W Szkole Podstawowej nr 10 w Częstochowie, do której przez wiele dni można było dostać się wyłącznie pontonem, kompletnie zniszczony jest parkiet w sali gimnastycznej. Trzeba również osuszyć mury. - Puściliśmy ogrzewanie na całego i wietrzymy. Zniszczone są jednak pomieszczenia administracji i świetlica szkolna. Pieniądze są bardzo potrzebne - dodaje Janina Kliszewska z SP nr 10.

Trudna sytuacja jest również w Ligocie, znajdującej się w pobliżu Czechowic-Dziedzic. Najwięcej pomieszczeń woda zniszczyła w SP nr 3. Lista jest długa: piwnice, szatnia, świetlica, kuchnia, jadalnia.

- Drewniane podłogi i meble nadają się wyłącznie do wyrzucenia. Piece z kuchni uratowaliśmy, nie wiem, co się będzie dalej działo z kafelkami - opowiada Jadwiga Wizner, dyrektorka SP nr 3 w Ligocie.

Spory problem to także zalane szkolne boiska, zwłaszcza że w ostatnich dwóch latach wiele z nich zostało solidnie wyremontowanych i wyłożonych nową nawierzchnią. - Tak jest właśnie w jednej z naszych szkół. Nowe boisko ze zwijaną trawą zostało kompletnie zrujnowane - dodaje Wizner.

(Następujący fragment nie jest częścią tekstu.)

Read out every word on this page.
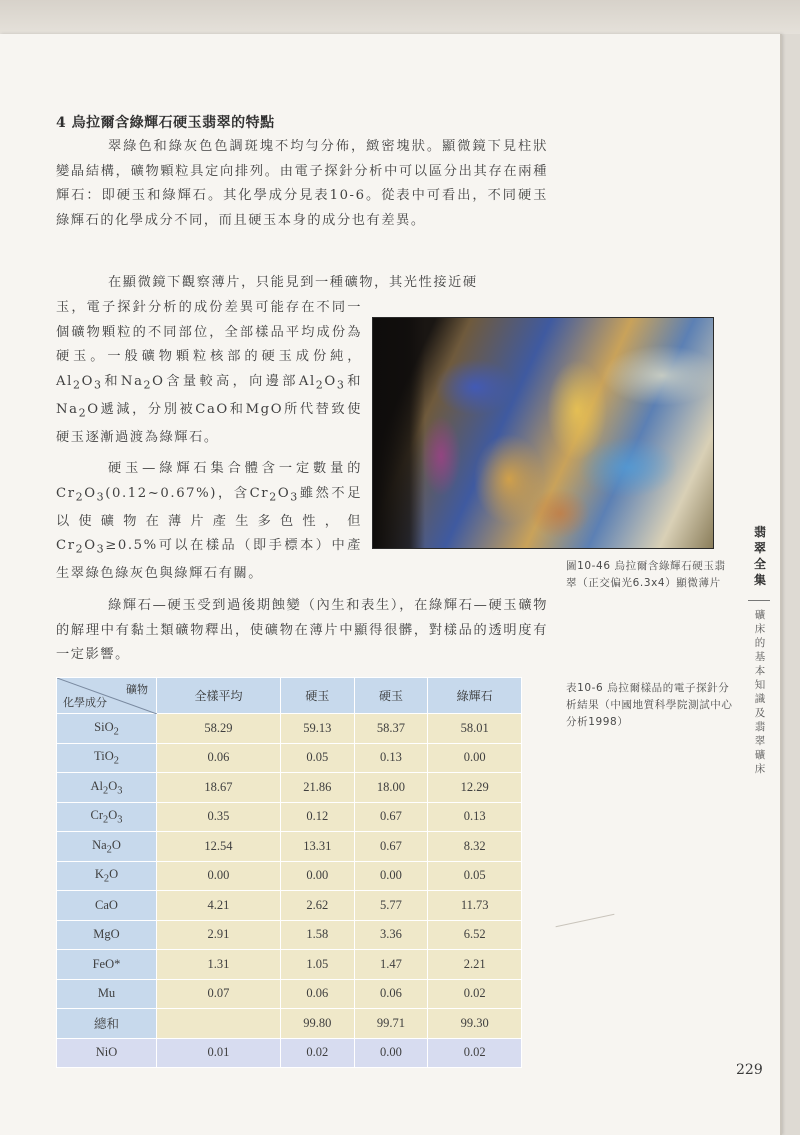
4 烏拉爾含綠輝石硬玉翡翠的特點

翠綠色和綠灰色色調斑塊不均勻分佈，緻密塊狀。顯微鏡下見柱狀變晶結構，礦物顆粒具定向排列。由電子探針分析中可以區分出其存在兩種輝石：即硬玉和綠輝石。其化學成分見表10-6。從表中可看出，不同硬玉綠輝石的化學成分不同，而且硬玉本身的成分也有差異。

在顯微鏡下觀察薄片，只能見到一種礦物，其光性接近硬

玉，電子探針分析的成份差異可能存在不同一個礦物顆粒的不同部位，全部樣品平均成份為硬玉。一般礦物顆粒核部的硬玉成份純，$Al_2O_3$和$Na_2O$含量較高，向邊部$Al_2O_3$和$Na_2O$遞減，分別被CaO和MgO所代替致使硬玉逐漸過渡為綠輝石。

硬玉—綠輝石集合體含一定數量的$Cr_2O_3(0.12\sim 0.67\%)$，含$Cr_2O_3$雖然不足以使礦物在薄片產生多色性，但$Cr_2O_3\ge 0.5\%$可以在樣品（即手標本）中產生翠綠色綠灰色與綠輝石有關。

綠輝石—硬玉受到過後期蝕變（內生和表生），在綠輝石—硬玉礦物的解理中有黏土類礦物釋出，使礦物在薄片中顯得很髒，對樣品的透明度有一定影響。

圖10-46 烏拉爾含綠輝石硬玉翡翠（正交偏光6.3x4）顯微薄片
表10-6 烏拉爾樣品的電子探針分析結果（中國地質科學院測試中心分析1998）
翡翠全集
礦床的基本知識及翡翠礦床
礦物
化學成分	全樣平均	硬玉	硬玉	綠輝石
SiO$_2$	58.29	59.13	58.37	58.01
TiO$_2$	0.06	0.05	0.13	0.00
$Al_2O_3$	18.67	21.86	18.00	12.29
$Cr_2O_3$	0.35	0.12	0.67	0.13
$Na_2O$	12.54	13.31	0.67	8.32
$K_2O$	0.00	0.00	0.00	0.05
CaO	4.21	2.62	5.77	11.73
MgO	2.91	1.58	3.36	6.52
FeO*	1.31	1.05	1.47	2.21
Mu	0.07	0.06	0.06	0.02
總和		99.80	99.71	99.30
NiO	0.01	0.02	0.00	0.02
229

Czy szkoły dostaną pieniądze na remonty? Wczoraj w Ministerstwie Edukacji Narodowej nikt nie potrafił odpowiedzieć na to pytanie. Wiadomo jednak, że obradował zespół edukacji Komisji Wspólnej Rządu i Samorządu Terytorialnego, który pozytywnie przyjął wnioski samorządowców, żeby z rezerwy oświatowej przeznaczyć na naprawę szkód w szkołach ponad 2,8 mln zł. O tym jak zostaną podzielone pieniądze, będzie wiadomo jeszcze w tym tygodniu. Prawdopodobnie jeden samorząd otrzyma 46 tys. zł. Co oznacza, że pieniędzy nie wystarczy dla wszystkich.

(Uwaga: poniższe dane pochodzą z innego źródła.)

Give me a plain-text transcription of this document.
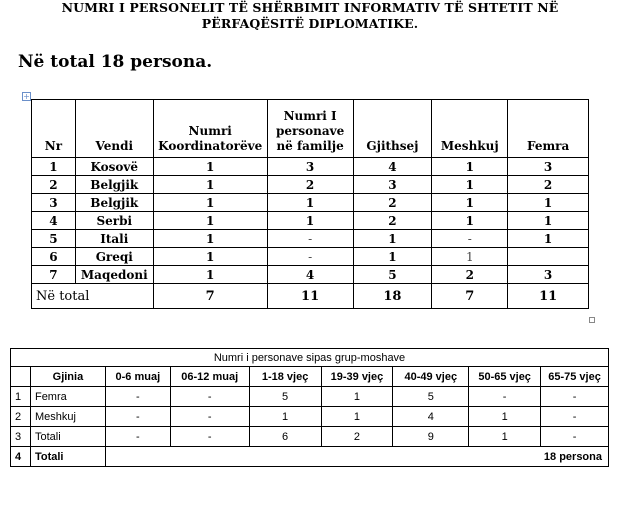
NUMRI I PERSONELIT TË SHËRBIMIT INFORMATIV TË SHTETIT NË
PËRFAQËSITË DIPLOMATIKE.
Në total 18 persona.
+
Nr	Vendi	Numri Koordinatorëve	Numri I personave në familje	Gjithsej	Meshkuj	Femra
1	Kosovë	1	3	4	1	3
2	Belgjik	1	2	3	1	2
3	Belgjik	1	1	2	1	1
4	Serbi	1	1	2	1	1
5	Itali	1	-	1	-	1
6	Greqi	1	-	1	1	
7	Maqedoni	1	4	5	2	3
Në total		7	11	18	7	11
Numri i personave sipas grup-moshave								
	Gjinia	0-6 muaj	06-12 muaj	1-18 vjeç	19-39 vjeç	40-49 vjeç	50-65 vjeç	65-75 vjeç
1	Femra	-	-	5	1	5	-	-
2	Meshkuj	-	-	1	1	4	1	-
3	Totali	-	-	6	2	9	1	-
4	Totali	18 persona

Dołącz do nas na Facebooku!

Publikujemy najciekawsze artykuły, wydarzenia i konkursy. Jesteśmy tam gdzie nasi czytelnicy!

Polub nas na Facebooku!

Dołącz do nas na X!

Codziennie informujemy o ciekawostkach i aktualnych wydarzeniach.

Obserwuj nas na X!

Kontakt z redakcją

Byłeś świadkiem ważnego zdarzenia? Widziałeś coś interesującego? Zrobiłeś ciekawe zdjęcie lub wideo?

Napisz do nas!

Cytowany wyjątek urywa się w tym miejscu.